Excerpt:
"If you hate Norway so much," read the email in my inbox the other day, "why don't you go back to America? Why don't you go back to the Midwest or the Southern states where you can live with your beloved Tea Party friends?"
The email was in Norwegian, and the sender had a Norwegian name. This is far from the first such e-mail I have received in my thirteen years in Norway. A few years back, in a piece for the New York Times about the Norwegian economy, I made what I thought was a harmless remark in passing about the matpakke, the wrapped-up homemade sandwich that many workers in Norway, including high-ranking executives, chow down at their desks at lunchtime because it's just too expensive here (Oslo is the world's priciest city) for most people to go out for even a modest lunch. After that article, I got several hundred outraged text messages, e-mails, and phone calls asking me why I was living in Norway if I hated its beloved traditions so much and ordering me to go back to America. I even got a couple of death threats.

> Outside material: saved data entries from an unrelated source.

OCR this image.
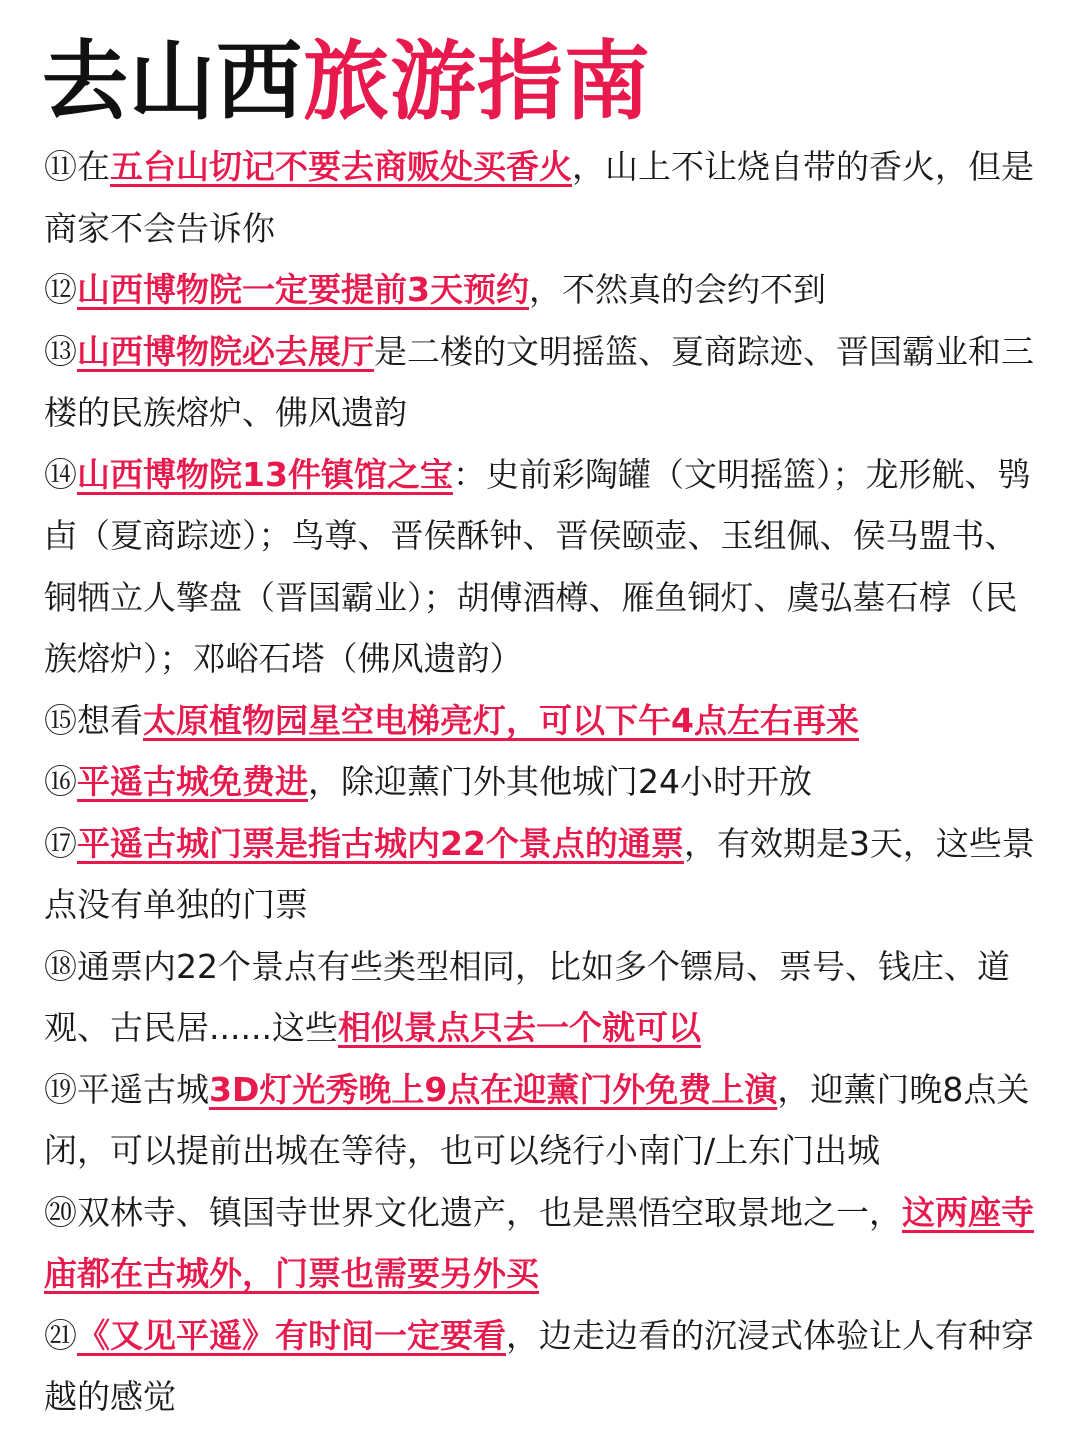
去山西旅游指南

⑪在五台山切记不要去商贩处买香火，山上不让烧自带的香火，但是商家不会告诉你

⑫山西博物院一定要提前3天预约，不然真的会约不到

⑬山西博物院必去展厅是二楼的文明摇篮、夏商踪迹、晋国霸业和三楼的民族熔炉、佛风遗韵

⑭山西博物院13件镇馆之宝：史前彩陶罐（文明摇篮）；龙形觥、鸮卣（夏商踪迹）；鸟尊、晋侯酥钟、晋侯颐壶、玉组佩、侯马盟书、铜牺立人擎盘（晋国霸业）；胡傅酒樽、雁鱼铜灯、虞弘墓石椁（民族熔炉）；邓峪石塔（佛风遗韵）

⑮想看太原植物园星空电梯亮灯，可以下午4点左右再来

⑯平遥古城免费进，除迎薰门外其他城门24小时开放

⑰平遥古城门票是指古城内22个景点的通票，有效期是3天，这些景点没有单独的门票

⑱通票内22个景点有些类型相同，比如多个镖局、票号、钱庄、道观、古民居......这些相似景点只去一个就可以

⑲平遥古城3D灯光秀晚上9点在迎薰门外免费上演，迎薰门晚8点关闭，可以提前出城在等待，也可以绕行小南门/上东门出城

⑳双林寺、镇国寺世界文化遗产，也是黑悟空取景地之一，这两座寺庙都在古城外，门票也需要另外买

㉑《又见平遥》有时间一定要看，边走边看的沉浸式体验让人有种穿越的感觉
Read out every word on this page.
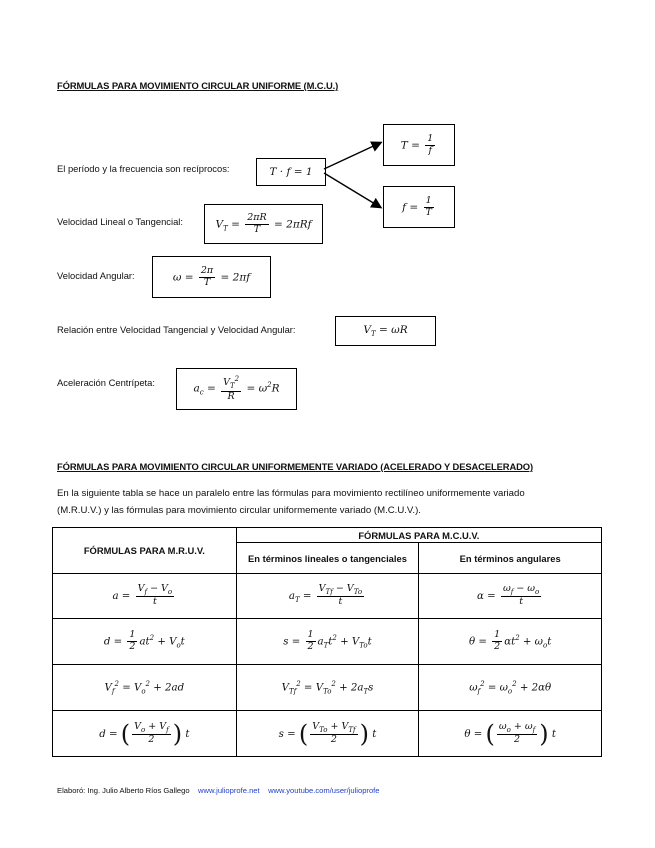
FÓRMULAS PARA MOVIMIENTO CIRCULAR UNIFORME (M.C.U.)
El período y la frecuencia son recíprocos:	T · f = 1
$T = \frac{1}{f}$
$f = \frac{1}{T}$
Velocidad Lineal o Tangencial:	$V_T = \frac{2\pi R}{T} = 2\pi Rf$
Velocidad Angular:	$\omega = \frac{2\pi}{T} = 2\pi f$
Relación entre Velocidad Tangencial y Velocidad Angular:	$V_T = \omega R$
Aceleración Centrípeta:
$a_c = \frac{V_T^2}{R} = \omega^2R$
FÓRMULAS PARA MOVIMIENTO CIRCULAR UNIFORMEMENTE VARIADO (ACELERADO Y DESACELERADO)
En la siguiente tabla se hace un paralelo entre las fórmulas para movimiento rectilíneo uniformemente variado
(M.R.U.V.) y las fórmulas para movimiento circular uniformemente variado (M.C.U.V.).
FÓRMULAS PARA M.R.U.V.	FÓRMULAS PARA M.C.U.V.	
	En términos lineales o tangenciales	En términos angulares
$a = \frac{V_f - V_o}{t}$	$a_T = \frac{V_{Tf} - V_{To}}{t}$	$\alpha = \frac{\omega_f - \omega_o}{t}$

$d = \frac{1}{2} at^2 + V_ot$	$s = \frac{1}{2} a_Tt^2 + V_{To}t$	$\theta = \frac{1}{2} \alpha t^2 + \omega_ot$
$V_f^2 = V_o^2 + 2ad$	$V_{Tf}^2 = V_{To}^2 + 2a_Ts$	$\omega_f^2 = \omega_o^2 + 2\alpha\theta$
d = ( $\frac{V_o + V_f}{2}$ ) t	s = ( $\frac{V_{To} + V_{Tf}}{2}$ ) t	θ = ( $\frac{\omega_o + \omega_f}{2}$ ) t
Elaboró: Ing. Julio Alberto Ríos Gallego www.julioprofe.net www.youtube.com/user/julioprofe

The reason for this latest wave of unfriendly e-mails, however, is my new e-book, The New Quislings, in which I examine the aftermath of the dozens of murders committed on July 22 by an insane young Norwegian named Anders Behring Breivik. Breivik, most of whose victims were members of the youth division of Norway's Labor Party, explained that he was motivated by a hostility toward Norway's multicultural immigration and integration policies, which are largely the work of the Labor Party and which are turning Norway, like much of the rest of Europe, into an increasingly Islamic state.